The Environmental Photochemistry of Oxide Surfaces and the Nature of Frozen Salt Solutions: A New in Situ XPS Approach

Recent years have witnessed fast advancements in near ambient pressure X-ray photoelectron (NAPP) spectroscopy, which is emerging as a powerful tool for the investigation of surfaces in presence of vapors and liquids. In this paper we present a new chamber for the investigation of solid/vapor interfaces relevant to environmental and atmospheric chemistry that fits to the NAPP endstation at the Swiss Light Source. The new chamber allows for performing X-ray photoelectron spectroscopy (XPS) and electron yield near-edge X-ray absorption fine structure spectroscopy (NEXAFS) using soft, tender and hard X-ray in vacuum and in near-ambient pressures up to 20 mbar at environmentally relevant conditions of temperature and relative humidity. In addition, the flow tube design of the chamber enables the dosing of sticky reactive gases with short pressure equilibration time.
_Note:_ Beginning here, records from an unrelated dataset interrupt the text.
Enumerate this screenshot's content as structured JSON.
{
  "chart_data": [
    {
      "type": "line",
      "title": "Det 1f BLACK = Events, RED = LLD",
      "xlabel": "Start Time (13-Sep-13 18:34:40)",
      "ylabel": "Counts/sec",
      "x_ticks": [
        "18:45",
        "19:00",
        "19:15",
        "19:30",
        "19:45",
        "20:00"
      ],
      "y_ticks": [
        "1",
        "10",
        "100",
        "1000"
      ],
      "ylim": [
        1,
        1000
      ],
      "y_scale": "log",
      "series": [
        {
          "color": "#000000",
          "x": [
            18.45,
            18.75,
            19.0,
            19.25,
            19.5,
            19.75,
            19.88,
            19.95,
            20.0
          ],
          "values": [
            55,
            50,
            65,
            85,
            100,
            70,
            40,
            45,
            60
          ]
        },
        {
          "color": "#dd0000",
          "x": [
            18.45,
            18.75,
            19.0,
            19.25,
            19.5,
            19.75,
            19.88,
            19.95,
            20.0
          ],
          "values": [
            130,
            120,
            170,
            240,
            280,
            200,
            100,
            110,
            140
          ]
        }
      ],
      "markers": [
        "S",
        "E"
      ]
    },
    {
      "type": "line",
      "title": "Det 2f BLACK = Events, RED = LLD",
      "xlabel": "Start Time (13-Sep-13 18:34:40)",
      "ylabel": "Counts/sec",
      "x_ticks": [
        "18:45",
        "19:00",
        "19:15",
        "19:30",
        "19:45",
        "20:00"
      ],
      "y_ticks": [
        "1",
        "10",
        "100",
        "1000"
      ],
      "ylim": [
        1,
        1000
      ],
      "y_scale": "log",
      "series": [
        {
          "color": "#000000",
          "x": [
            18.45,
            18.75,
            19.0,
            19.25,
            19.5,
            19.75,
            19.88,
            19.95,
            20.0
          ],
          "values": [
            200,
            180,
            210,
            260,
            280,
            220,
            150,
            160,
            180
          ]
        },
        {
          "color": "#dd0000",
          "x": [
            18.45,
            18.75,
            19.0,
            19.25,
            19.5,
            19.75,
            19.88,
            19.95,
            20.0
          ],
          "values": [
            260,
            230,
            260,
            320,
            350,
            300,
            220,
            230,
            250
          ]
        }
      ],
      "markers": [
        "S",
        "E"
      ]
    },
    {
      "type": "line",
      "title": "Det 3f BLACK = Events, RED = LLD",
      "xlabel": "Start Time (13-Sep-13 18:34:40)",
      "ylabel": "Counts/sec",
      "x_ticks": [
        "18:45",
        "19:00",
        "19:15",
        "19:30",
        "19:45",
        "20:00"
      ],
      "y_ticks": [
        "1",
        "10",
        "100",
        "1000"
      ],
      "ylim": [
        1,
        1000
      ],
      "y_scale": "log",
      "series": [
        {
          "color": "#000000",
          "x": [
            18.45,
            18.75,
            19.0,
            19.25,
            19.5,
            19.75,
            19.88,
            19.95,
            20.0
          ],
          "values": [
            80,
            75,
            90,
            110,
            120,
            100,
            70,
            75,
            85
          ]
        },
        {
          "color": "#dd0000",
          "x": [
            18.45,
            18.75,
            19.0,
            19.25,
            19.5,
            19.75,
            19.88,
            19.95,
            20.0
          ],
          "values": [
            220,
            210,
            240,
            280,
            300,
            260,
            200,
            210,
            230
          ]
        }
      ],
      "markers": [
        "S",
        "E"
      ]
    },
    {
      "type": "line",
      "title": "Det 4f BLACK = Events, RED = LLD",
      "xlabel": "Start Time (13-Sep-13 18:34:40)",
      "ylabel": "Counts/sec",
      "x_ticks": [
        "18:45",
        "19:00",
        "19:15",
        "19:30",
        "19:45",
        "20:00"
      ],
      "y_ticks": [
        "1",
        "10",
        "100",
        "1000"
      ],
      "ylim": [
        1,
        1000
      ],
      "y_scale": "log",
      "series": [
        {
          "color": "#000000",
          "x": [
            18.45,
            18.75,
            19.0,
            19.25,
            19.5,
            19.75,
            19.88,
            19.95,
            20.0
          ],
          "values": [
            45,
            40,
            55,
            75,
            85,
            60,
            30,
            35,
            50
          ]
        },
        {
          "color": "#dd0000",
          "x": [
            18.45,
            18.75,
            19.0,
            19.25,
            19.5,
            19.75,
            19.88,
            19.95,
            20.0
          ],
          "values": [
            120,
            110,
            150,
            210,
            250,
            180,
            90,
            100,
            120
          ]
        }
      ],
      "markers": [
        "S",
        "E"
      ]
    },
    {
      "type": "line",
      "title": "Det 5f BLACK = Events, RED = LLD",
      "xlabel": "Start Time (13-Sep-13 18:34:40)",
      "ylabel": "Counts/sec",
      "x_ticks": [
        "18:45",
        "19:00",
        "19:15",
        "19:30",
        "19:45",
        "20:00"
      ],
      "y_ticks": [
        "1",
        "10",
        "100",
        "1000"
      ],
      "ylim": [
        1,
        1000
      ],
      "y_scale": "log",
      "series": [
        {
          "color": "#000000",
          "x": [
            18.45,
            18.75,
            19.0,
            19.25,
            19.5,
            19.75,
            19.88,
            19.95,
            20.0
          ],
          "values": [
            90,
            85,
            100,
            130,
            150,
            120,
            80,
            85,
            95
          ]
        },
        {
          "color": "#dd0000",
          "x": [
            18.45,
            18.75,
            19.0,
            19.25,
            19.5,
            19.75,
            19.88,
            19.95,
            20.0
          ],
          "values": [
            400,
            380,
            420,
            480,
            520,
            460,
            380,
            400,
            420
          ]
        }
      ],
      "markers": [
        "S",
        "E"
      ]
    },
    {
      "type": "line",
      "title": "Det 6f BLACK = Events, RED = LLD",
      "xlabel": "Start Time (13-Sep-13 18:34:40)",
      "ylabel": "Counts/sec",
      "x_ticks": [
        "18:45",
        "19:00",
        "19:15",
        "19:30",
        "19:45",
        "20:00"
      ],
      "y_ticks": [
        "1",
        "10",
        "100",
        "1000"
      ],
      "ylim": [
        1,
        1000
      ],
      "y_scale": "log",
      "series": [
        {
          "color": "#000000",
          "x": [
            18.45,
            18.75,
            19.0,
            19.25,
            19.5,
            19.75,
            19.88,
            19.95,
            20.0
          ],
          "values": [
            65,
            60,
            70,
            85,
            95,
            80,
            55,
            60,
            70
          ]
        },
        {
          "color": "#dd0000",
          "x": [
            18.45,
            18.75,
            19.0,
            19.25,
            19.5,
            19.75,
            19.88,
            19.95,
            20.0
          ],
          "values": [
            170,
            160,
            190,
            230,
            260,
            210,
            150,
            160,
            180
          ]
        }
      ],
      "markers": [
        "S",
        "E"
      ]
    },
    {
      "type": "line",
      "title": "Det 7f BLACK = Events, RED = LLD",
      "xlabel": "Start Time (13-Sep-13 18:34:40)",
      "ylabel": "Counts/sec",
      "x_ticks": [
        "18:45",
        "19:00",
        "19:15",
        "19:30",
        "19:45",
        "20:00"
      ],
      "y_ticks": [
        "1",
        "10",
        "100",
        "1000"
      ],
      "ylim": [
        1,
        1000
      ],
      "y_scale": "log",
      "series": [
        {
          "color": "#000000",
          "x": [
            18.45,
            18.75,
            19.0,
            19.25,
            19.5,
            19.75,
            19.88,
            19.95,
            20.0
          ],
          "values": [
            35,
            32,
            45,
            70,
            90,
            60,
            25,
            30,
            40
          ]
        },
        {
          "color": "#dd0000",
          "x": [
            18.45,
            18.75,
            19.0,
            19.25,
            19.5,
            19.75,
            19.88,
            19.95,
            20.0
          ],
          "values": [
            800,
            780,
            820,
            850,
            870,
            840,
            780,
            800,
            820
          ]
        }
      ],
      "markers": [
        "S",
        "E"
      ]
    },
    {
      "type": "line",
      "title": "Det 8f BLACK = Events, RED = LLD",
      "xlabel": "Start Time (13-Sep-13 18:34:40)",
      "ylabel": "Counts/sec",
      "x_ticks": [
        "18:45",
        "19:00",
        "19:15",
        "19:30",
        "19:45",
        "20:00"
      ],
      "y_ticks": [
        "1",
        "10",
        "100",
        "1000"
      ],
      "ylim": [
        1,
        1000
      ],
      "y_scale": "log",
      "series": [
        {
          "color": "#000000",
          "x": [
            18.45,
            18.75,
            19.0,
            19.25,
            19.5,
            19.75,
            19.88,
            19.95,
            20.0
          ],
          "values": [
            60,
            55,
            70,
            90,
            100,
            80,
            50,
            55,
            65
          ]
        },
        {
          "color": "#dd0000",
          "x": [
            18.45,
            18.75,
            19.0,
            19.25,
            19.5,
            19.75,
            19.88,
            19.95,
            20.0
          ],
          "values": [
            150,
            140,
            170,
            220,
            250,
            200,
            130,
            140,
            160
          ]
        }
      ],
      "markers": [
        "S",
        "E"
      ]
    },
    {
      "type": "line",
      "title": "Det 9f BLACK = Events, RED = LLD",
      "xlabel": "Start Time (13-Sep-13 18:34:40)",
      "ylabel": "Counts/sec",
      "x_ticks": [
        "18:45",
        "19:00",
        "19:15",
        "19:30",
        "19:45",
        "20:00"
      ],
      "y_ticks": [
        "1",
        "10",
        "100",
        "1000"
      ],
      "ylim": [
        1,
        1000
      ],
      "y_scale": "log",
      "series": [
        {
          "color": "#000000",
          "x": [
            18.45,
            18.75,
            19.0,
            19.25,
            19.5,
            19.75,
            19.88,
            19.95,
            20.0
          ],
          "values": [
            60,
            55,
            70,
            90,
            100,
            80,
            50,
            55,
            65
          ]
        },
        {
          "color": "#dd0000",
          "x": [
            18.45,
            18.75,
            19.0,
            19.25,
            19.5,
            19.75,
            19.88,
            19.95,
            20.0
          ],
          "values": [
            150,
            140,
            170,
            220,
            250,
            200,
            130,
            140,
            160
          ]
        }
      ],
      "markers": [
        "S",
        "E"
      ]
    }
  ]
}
The accessible photoelectron kinetic energy ranges from 2 to 7000 eV. This range allows the determination of surface and bulk electronic properties of ice and other environmental materials, such as metal oxides and frozen solutions, which are relevant to understanding atmospheric chemistry. The design of this instrument and first results on systems of great interest to the environmental and atmospheric chemistry community are presented. In particular, near-ambient pressure XPS and NEXAFS, coupled to a UV-laser setup, were used to study the adsorption of water on a TiO2 powder sample. The results are in line with previously proposed adsorption models of water on TiO2, and, furthermore, indicate that the concentration of water molecules tends to increase upon UV irradiation. In a second example we illustrate how NEXAFS spectroscopy measurements at the chlorine K-edge can provide new insight on the structures of eutectic and sub-eutectic frozen NaCl solutions at high and low relative humidity, respectively, indicating the formation of solution and solid NaCl phases, respectively. Finally, we demonstrate the assets of this new chamber for the dosing of sticky acidic gases and, in particular, for the investigation of formic acid uptake on ice surfaces.